Unfortunately, Europe has several examples to remind us that someone’s personal background does not necessarily mean their policies will be beneficial to other immigrants. The most famous example is Priti Patel, the daughter of Indian immigrants from Uganda. Denmark’s Mattias Tesfaye, who has become the face of anti-immigrant sentiment on the left in his home country and even advocated for collaboration with the far-right, is another one.
SWEDEN
81 People Returned to Sweden After Deportations
Over the past four years, Sweden has had to reverse 81 deportations, costing taxpayers 16 million SEK. Usually, the deportations “fail” because the receiving country does not accept the deported person, especially if they do not have valid identity documents. This begs the question of how efficient and functional the system actually is, if deportations are carried out without valid documents in place or even confirming with authorities in the other country?
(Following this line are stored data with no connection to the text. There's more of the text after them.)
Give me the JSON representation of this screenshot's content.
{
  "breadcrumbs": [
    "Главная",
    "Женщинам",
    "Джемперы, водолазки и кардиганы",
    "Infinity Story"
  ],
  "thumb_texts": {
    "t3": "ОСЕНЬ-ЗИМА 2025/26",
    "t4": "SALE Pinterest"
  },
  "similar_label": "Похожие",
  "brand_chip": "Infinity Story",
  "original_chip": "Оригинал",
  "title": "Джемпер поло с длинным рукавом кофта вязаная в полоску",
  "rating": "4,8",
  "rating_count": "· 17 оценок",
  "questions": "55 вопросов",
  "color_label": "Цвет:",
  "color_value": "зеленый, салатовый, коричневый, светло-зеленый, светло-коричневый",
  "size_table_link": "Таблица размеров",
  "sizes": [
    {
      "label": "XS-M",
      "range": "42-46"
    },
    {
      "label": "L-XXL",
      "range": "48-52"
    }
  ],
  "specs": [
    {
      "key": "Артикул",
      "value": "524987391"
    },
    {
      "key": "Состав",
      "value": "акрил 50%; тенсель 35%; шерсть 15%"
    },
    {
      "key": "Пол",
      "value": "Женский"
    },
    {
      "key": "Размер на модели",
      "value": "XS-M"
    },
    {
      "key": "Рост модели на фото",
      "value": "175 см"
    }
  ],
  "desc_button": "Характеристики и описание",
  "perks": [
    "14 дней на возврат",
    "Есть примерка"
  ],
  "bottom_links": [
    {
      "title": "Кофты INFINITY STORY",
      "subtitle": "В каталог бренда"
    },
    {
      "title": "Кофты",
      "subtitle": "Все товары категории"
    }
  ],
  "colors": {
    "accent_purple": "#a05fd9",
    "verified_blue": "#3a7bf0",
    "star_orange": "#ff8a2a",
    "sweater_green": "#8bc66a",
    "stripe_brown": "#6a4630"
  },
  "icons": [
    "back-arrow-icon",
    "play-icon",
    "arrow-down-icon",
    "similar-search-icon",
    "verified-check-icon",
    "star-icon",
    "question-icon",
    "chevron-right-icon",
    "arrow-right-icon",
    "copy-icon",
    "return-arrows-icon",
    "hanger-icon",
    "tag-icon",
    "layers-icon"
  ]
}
In general, when agencies cut corners in the name of efficiency, it is people on the move who suffer. The Swedish Migration Board has started booking asylum interviews at a much faster speed, however, this does not leave people enough notice to prepare or even the ability to choose their own lawyer. In the end, this bogs down the process even more as lawyers will refuse to take the case when they find out their client wanted representation from somebody else.
Sweden and other European countries should think about the human cost before pursuing efficiency in migration policy.
WORTH READING
The Greater Manchester Immigration Aid Unit published a report on positive changes made to the immigration system during the pandemic. These include Home Office acceptance of information submitted electronically, the permanent re-use of stored biometric information, and more. If it is possible to make the asylum application process easier during a pandemic, it can be done so at all times.
This article from the “Death at Borders” series organized by Border Criminologies talks about the way death rates in the Mediterranean have increased as a result of European border policy. For more on the ways government policies around “deterrence” cause harm, check out this program, “Hostile Environments — Designing Hostility, Building Refugia.”
Also worth reading: this article on MSF’s work with Venezuelan returnees.
Lawyers from the US government say that they cannot find the parents of 545 children that were separated by ICE at the border. Thousands of lives, ruined and hundreds of children traumatized as a result of cruel government policy. Child separation is unfortunately a global problem, as shown in the story we shared yesterday about child separation in the Canary Islands.